Characteristics of a Good Design?

  —What characteristics make up a good design?

In What is Good Design (Part 1), I was trying to characterize a good design. My thinking has changed since I wrote that article. I’m trying to view design and architecture as the same thing, but acknowledge that architecture is design that focuses on things that are expensive to change.

Design in this context can be viewed as anything that isn’t architecture (can be changed easily–easier).

It’s a position that has been influenced by a variety of factors. A good starting place is Ruth Malan’s Visual Architecting Keynote. I explore Ruth’s keynote in Documenting Architecture Decisions and Big Ball of Mud.

A key insight in Ruth’s keynote.

We’re holding these two ideas about architecture in creative suspension – architecture is decisions about “the important stuff” where important is distinguished by cost of change, and architecture is about the structure of the system, which has something to do with (lowering) the cost of change.

I like the notion of creative suspension. It provides insight on the difference between architecture and design.
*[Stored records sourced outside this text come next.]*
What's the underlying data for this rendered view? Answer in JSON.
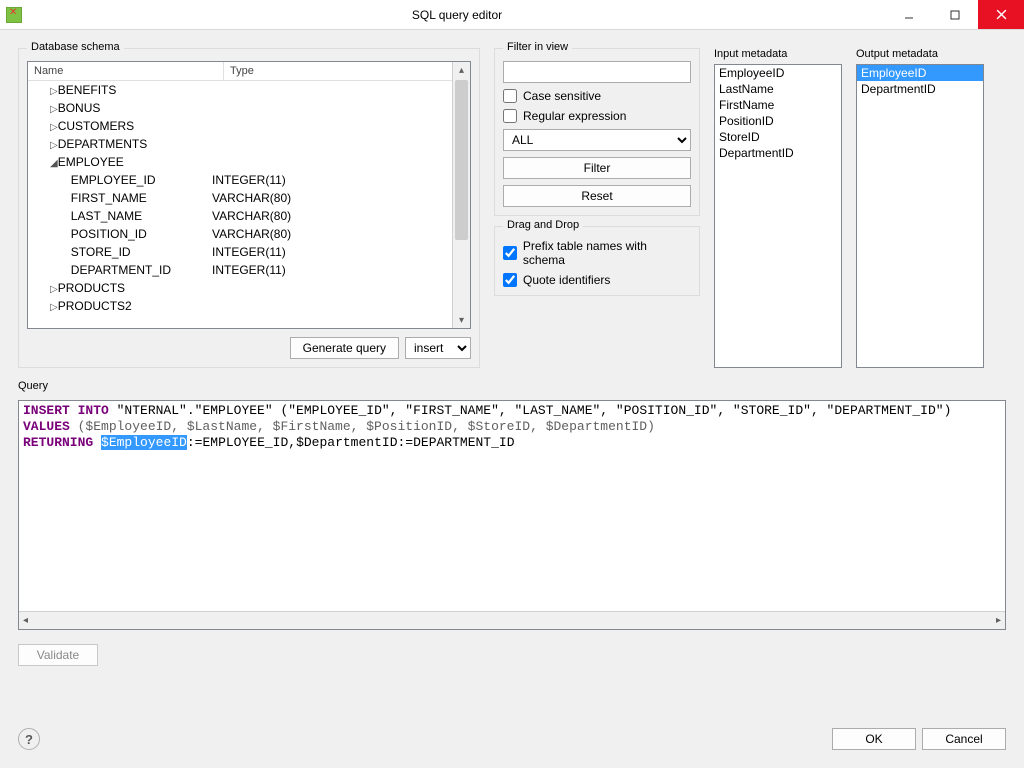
{
  "window": {
    "title": "SQL query editor"
  },
  "schema": {
    "group_label": "Database schema",
    "cols": {
      "name": "Name",
      "type": "Type"
    },
    "rows": [
      {
        "level": 1,
        "arrow": "▷",
        "name": "BENEFITS",
        "type": ""
      },
      {
        "level": 1,
        "arrow": "▷",
        "name": "BONUS",
        "type": ""
      },
      {
        "level": 1,
        "arrow": "▷",
        "name": "CUSTOMERS",
        "type": ""
      },
      {
        "level": 1,
        "arrow": "▷",
        "name": "DEPARTMENTS",
        "type": ""
      },
      {
        "level": 1,
        "arrow": "◢",
        "name": "EMPLOYEE",
        "type": ""
      },
      {
        "level": 2,
        "arrow": "",
        "name": "EMPLOYEE_ID",
        "type": "INTEGER(11)"
      },
      {
        "level": 2,
        "arrow": "",
        "name": "FIRST_NAME",
        "type": "VARCHAR(80)"
      },
      {
        "level": 2,
        "arrow": "",
        "name": "LAST_NAME",
        "type": "VARCHAR(80)"
      },
      {
        "level": 2,
        "arrow": "",
        "name": "POSITION_ID",
        "type": "VARCHAR(80)"
      },
      {
        "level": 2,
        "arrow": "",
        "name": "STORE_ID",
        "type": "INTEGER(11)"
      },
      {
        "level": 2,
        "arrow": "",
        "name": "DEPARTMENT_ID",
        "type": "INTEGER(11)"
      },
      {
        "level": 1,
        "arrow": "▷",
        "name": "PRODUCTS",
        "type": ""
      },
      {
        "level": 1,
        "arrow": "▷",
        "name": "PRODUCTS2",
        "type": ""
      }
    ],
    "generate_btn": "Generate query",
    "query_type": "insert"
  },
  "filter": {
    "group_label": "Filter in view",
    "value": "",
    "case_sensitive_label": "Case sensitive",
    "case_sensitive": false,
    "regex_label": "Regular expression",
    "regex": false,
    "scope": "ALL",
    "filter_btn": "Filter",
    "reset_btn": "Reset"
  },
  "dnd": {
    "group_label": "Drag and Drop",
    "prefix_label": "Prefix table names with schema",
    "prefix": true,
    "quote_label": "Quote identifiers",
    "quote": true
  },
  "input_meta": {
    "label": "Input metadata",
    "items": [
      "EmployeeID",
      "LastName",
      "FirstName",
      "PositionID",
      "StoreID",
      "DepartmentID"
    ]
  },
  "output_meta": {
    "label": "Output metadata",
    "items": [
      {
        "text": "EmployeeID",
        "selected": true
      },
      {
        "text": "DepartmentID",
        "selected": false
      }
    ]
  },
  "query": {
    "label": "Query",
    "line1": {
      "k1": "INSERT INTO",
      "rest": " \"NTERNAL\".\"EMPLOYEE\" (\"EMPLOYEE_ID\", \"FIRST_NAME\", \"LAST_NAME\", \"POSITION_ID\", \"STORE_ID\", \"DEPARTMENT_ID\")"
    },
    "line2": {
      "k1": "VALUES",
      "rest": " ($EmployeeID, $LastName, $FirstName, $PositionID, $StoreID, $DepartmentID)"
    },
    "line3": {
      "k1": "RETURNING",
      "sp": " ",
      "sel": "$EmployeeID",
      "rest": ":=EMPLOYEE_ID,$DepartmentID:=DEPARTMENT_ID"
    }
  },
  "buttons": {
    "validate": "Validate",
    "ok": "OK",
    "cancel": "Cancel"
  }
}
A good architecture seeks to minimize cost of change by managing things that are hard to change. A good design follows the same thought trajectory if that design is dealing with important stuff (e.g., relationships between concepts). A good design follows a different thought trajectory if that design is dealing with encapsulated stuff (e.g., the implementation of a concept).
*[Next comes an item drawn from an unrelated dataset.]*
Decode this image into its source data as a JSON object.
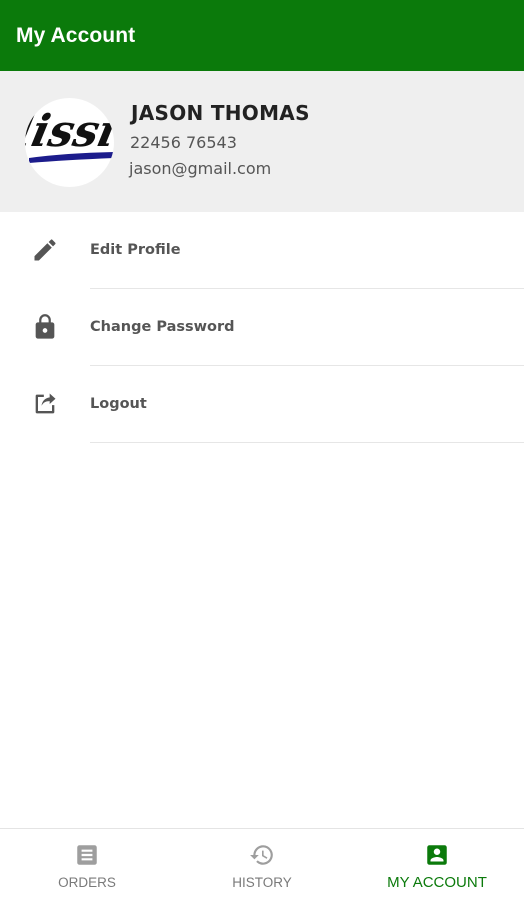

In What is Design (Part 1), I was searching for a way to frame a direction for my team on what constitutes good design. Recall, in the context of that question I said

This important to help align the team around the objective of improving our designs–how do we know good design when we see it?

At the time, I was seeking a concept that could be articulated as a goal and guidance on knowing if we where headed in the right direction.

Does Ruth’s keynote improve my chance of success here? I think it does. Controlling cost is an architecture issue. Design that isn’t expensive to change is not architecture.

How does Ruth’s keynote improve my chance of success? I still don’t have a notion of good design other than it solves a problem whose constraints and use help define it. I have a good notion of the difference between architecture and design but that pushed the vagueness of these notions into cost. I did solve one problem: architecture and design are the same thing. Just different in terms of diffculty to change (hence cost).